Mittwoch, 12. Dezember 2018
 

Borbecker Maienmahlzeit am 7. Mai 2018

BORBECK. Seit 1984 lädt der Borbecker Bürger- und Verkehrsverein zur traditionellen „Borbecker Maienmahlzeit" – in jedem Jahr immer wieder eine spannende Begegnung mit Persönlichkeiten des öffentlichen Lebens, die zu aktuellen und gesellschaftlich relevanten Themen sprechen.

Festredner und Ehrengast bei der 34. Borbecker Maienmahlzeit ist am Montag, 7. Mai 2018, Prof. Heinrich Theodor Grütter, Direktor des Ruhr-Museums auf Zollverein und Mitglied im Vorstand der Stiftung Zollverein. Er stellt im Saal der Borbecker Dampfbierbrauerei das Thema „Heimat" in den Mittelpunkt. Er war bereits 2017 bei der Jahreshauptversammlung des BVVV zu Gast und wird durch seinen lebendigen Vortrag vielen noch in bester Erinnerung sein.

Einlass ist ab 18.00 Uhr, ab 19.00 Uhr wird das Programm beginnen. Wie immer serviert die Gastronomie der „Dampfe“ ein dreigängiges Menü. Bei dem kurzweilig gestalteten Abend freuen wir uns darauf, dass wir wieder die Auszeichnung „Hand in Hand" für besondere Verdienste um Miteinander und Füreinander verleihen können. Das alles verspricht einen abwechslungsreichen und unterhaltsamen Abend.

Um Anmeldung und Überweisung des Kostenbeitrags in Höhe von 30,00 pro Person inkl.
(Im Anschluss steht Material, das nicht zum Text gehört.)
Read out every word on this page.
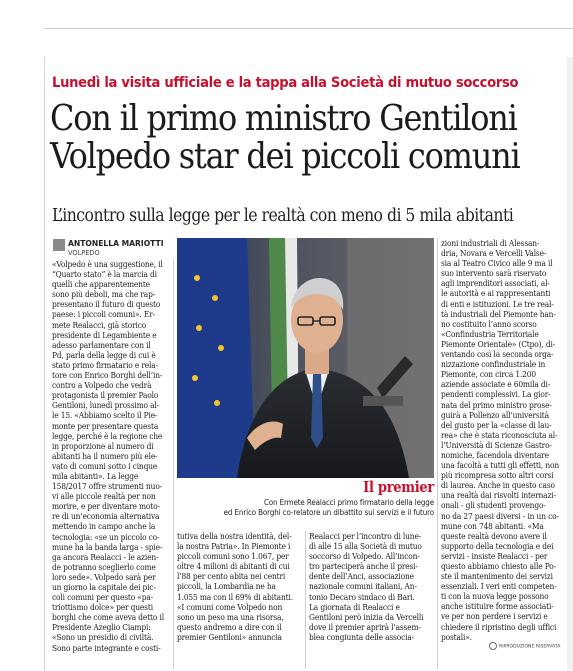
Lunedì la visita ufficiale e la tappa alla Società di mutuo soccorso
Con il primo ministro Gentiloni
Volpedo star dei piccoli comuni
L’incontro sulla legge per le realtà con meno di 5 mila abitanti
ANTONELLA MARIOTTI
VOLPEDO

«Volpedo è una suggestione, il
“Quarto stato” è la marcia di
quelli che apparentemente
sono più deboli, ma che rap-
presentano il futuro di questo
paese: i piccoli comuni». Er-
mete Realacci, già storico
presidente di Legambiente e
adesso parlamentare con il
Pd, parla della legge di cui è
stato primo firmatario e rela-
tore con Enrico Borghi dell’in-
contro a Volpedo che vedrà
protagonista il premier Paolo
Gentiloni, lunedì prossimo al-
le 15. «Abbiamo scelto il Pie-
monte per presentare questa
legge, perché è la regione che
in proporzione al numero di
abitanti ha il numero più ele-
vato di comuni sotto i cinque
mila abitanti». La legge
158/2017 offre strumenti nuo-
vi alle piccole realtà per non
morire, e per diventare moto-
re di un’economia alternativa
mettendo in campo anche la
tecnologia: «se un piccolo co-
mune ha la banda larga - spie-
ga ancora Realacci - le azien-
de potranno sceglierlo come
loro sede». Volpedo sarà per
un giorno la capitale dei pic-
coli comuni per questo «pa-
triottismo dolce» per questi
borghi che come aveva detto il
Presidente Azeglio Ciampi:
«Sono un presidio di civiltà.
Sono parte integrante e costi-

tutiva della nostra identità, del-
la nostra Patria». In Piemonte i
piccoli comuni sono 1.067, per
oltre 4 milioni di abitanti di cui
l’88 per cento abita nei centri
piccoli, la Lombardia ne ha
1.055 ma con il 69% di abitanti.
«I comuni come Volpedo non
sono un peso ma una risorsa,
questo andremo a dire con il
premier Gentiloni» annuncia

Realacci per l’incontro di lune-
dì alle 15 alla Società di mutuo
soccorso di Volpedo. All’incon-
tro parteciperà anche il presi-
dente dell’Anci, associazione
nazionale comuni italiani, An-
tonio Decaro sindaco di Bari.
La giornata di Realacci e
Gentiloni però inizia da Vercelli
dove il premier aprirà l’assem-
blea congiunta delle associa-

zioni industriali di Alessan-
dria, Novara e Vercelli Valse-
sia al Teatro Civico alle 9 ma il
suo intervento sarà riservato
agli imprenditori associati, al-
le autorità e ai rappresentanti
di enti e istituzioni. Le tre real-
tà industriali del Piemonte han-
no costituito l’anno scorso
«Confindustria Territoriale
Piemonte Orientale» (Ctpo), di-
ventando così la seconda orga-
nizzazione confindustriale in
Piemonte, con circa 1.200
aziende associate e 60mila di-
pendenti complessivi. La gior-
nata del primo ministro prose-
guirà a Pollenzo all’università
del gusto per la «classe di lau-
rea» che è stata riconosciuta al-
l’Università di Scienze Gastro-
nomiche, facendola diventare
una facoltà a tutti gli effetti, non
più ricompresa sotto altri corsi
di laurea. Anche in questo caso
una realtà dai risvolti internazi-
onali - gli studenti provengo-
no da 27 paesi diversi - in un co-
mune con 748 abitanti. «Ma
queste realtà devono avere il
supporto della tecnologia e dei
servizi - insiste Realacci - per
questo abbiamo chiesto alle Po-
ste il mantenimento dei servizi
essenziali. I veri enti competen-
ti con la nuova legge possono
anche istituire forme associati-
ve per non perdere i servizi e
chiedere il ripristino degli uffici
postali».

Il premier
Con Ermete Realacci primo firmatario della legge
ed Enrico Borghi co-relatore un dibattito sui servizi e il futuro
RIPRODUZIONE RISERVATA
Menü auf eines der Konten des Vereins (Stichwort „Maienmahlzeit") wird bis zum 27.April gebeten. Die Eintrittskarte(n) werden vor Veranstaltungsbeginn am Eingang zum Festsaal ausgehändigt.
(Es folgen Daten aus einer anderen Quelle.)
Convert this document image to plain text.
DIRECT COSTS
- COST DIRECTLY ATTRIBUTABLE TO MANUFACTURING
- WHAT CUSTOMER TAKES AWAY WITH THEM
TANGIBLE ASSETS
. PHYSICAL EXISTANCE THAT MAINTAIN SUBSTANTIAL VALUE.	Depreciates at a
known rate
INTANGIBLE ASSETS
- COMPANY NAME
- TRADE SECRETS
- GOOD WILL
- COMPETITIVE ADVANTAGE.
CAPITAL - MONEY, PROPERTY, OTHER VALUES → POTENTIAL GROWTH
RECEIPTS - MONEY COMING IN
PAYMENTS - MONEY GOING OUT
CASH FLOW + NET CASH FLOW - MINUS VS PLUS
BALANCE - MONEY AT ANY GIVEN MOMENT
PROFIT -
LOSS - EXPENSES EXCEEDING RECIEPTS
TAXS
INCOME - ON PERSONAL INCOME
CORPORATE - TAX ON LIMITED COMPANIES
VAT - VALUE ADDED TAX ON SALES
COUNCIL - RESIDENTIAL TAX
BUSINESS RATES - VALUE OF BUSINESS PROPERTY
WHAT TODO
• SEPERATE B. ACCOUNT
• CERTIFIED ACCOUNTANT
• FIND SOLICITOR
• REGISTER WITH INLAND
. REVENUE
Kontakt: BBVV Borbecker Bürger- und Verkehrsverein e.V.,

E-Mail: aschesusanne@googlemail.com, Tel. 0201 / 607428, Mobil 0174 / 2103432.

Überweisung von € 30,00 pro Person auf eines der beiden Konten:

Sparkasse Essen: IBAN DE21 36050105 000 8540171, National-Bank Essen-Borbeck: IBAN DE52 36020030 0000 3601 39

 

Unser Ehrengast: Chef des Ruhr-Museums

Prof. Heinrich Theodor Grütter amtiert seit 2012 als Direktor des Ruhr-Museums: Das vormals von der Stadt Essen verwaltete Ruhrlandmuseum, heute von der Stiftung Ruhr Museum getragen, versammelt in seinen Beständen und Abteilungen ein breites natur- und kulturhistorisches Spektrum. Als eines der ältesten Museen des Ruhrgebietes blickt es auf mehr als hundert Jahre Geschichte zurück. 
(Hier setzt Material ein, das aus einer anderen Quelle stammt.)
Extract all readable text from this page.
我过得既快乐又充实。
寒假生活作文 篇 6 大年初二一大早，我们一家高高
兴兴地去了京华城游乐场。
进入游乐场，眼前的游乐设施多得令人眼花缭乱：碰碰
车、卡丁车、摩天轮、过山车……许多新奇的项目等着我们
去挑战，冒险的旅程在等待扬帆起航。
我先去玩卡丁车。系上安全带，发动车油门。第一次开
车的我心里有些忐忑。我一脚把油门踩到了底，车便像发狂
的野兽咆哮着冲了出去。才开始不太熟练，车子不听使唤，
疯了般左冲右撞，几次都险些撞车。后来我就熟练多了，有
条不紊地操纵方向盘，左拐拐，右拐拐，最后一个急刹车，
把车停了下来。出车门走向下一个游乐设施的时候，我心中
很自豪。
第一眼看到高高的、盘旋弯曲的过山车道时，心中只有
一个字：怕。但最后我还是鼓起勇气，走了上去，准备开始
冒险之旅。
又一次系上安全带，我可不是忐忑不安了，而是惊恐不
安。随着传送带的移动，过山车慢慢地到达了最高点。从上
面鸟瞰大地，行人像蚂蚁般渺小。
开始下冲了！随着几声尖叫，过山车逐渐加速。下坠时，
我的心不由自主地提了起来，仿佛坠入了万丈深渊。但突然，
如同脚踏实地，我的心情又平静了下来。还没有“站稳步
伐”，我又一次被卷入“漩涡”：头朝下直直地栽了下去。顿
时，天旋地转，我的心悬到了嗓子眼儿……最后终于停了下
Maßgebliche Betreiber und Stifter des 1904 eröffneten Museums waren der Kruppsche Bildungsverein und der Historische Verein für Stadt und Stift Essen. Mit rund vier Millionen Exponaten zog es nach mehreren Ortswechseln in die Kohlenwäsche der Zeche Zollverein (A 14, Schacht XII) um und zeigt dort als „Gedächtnis und Schaufenster des Ruhrgebiets“ seit dem Kulturhauptstadtjahr 2010 die Entwicklung des größten Ballungsraums Europas in seiner Dauerausstellung. Immer wieder haben seitdem auch Sonderausstellungen das Angebot in größere historische und kulturanthropologische Zusammenhänge gestellt. Vorträge und Begleitveranstaltungen, Führungen, Museumsgespräche, Exkursionen, Angebote für Lehrer und Schulen vermitteln die Ausstellungsinhalte für unterschiedliche Zielgruppen – rund 250.000 Besucher pro Jahr.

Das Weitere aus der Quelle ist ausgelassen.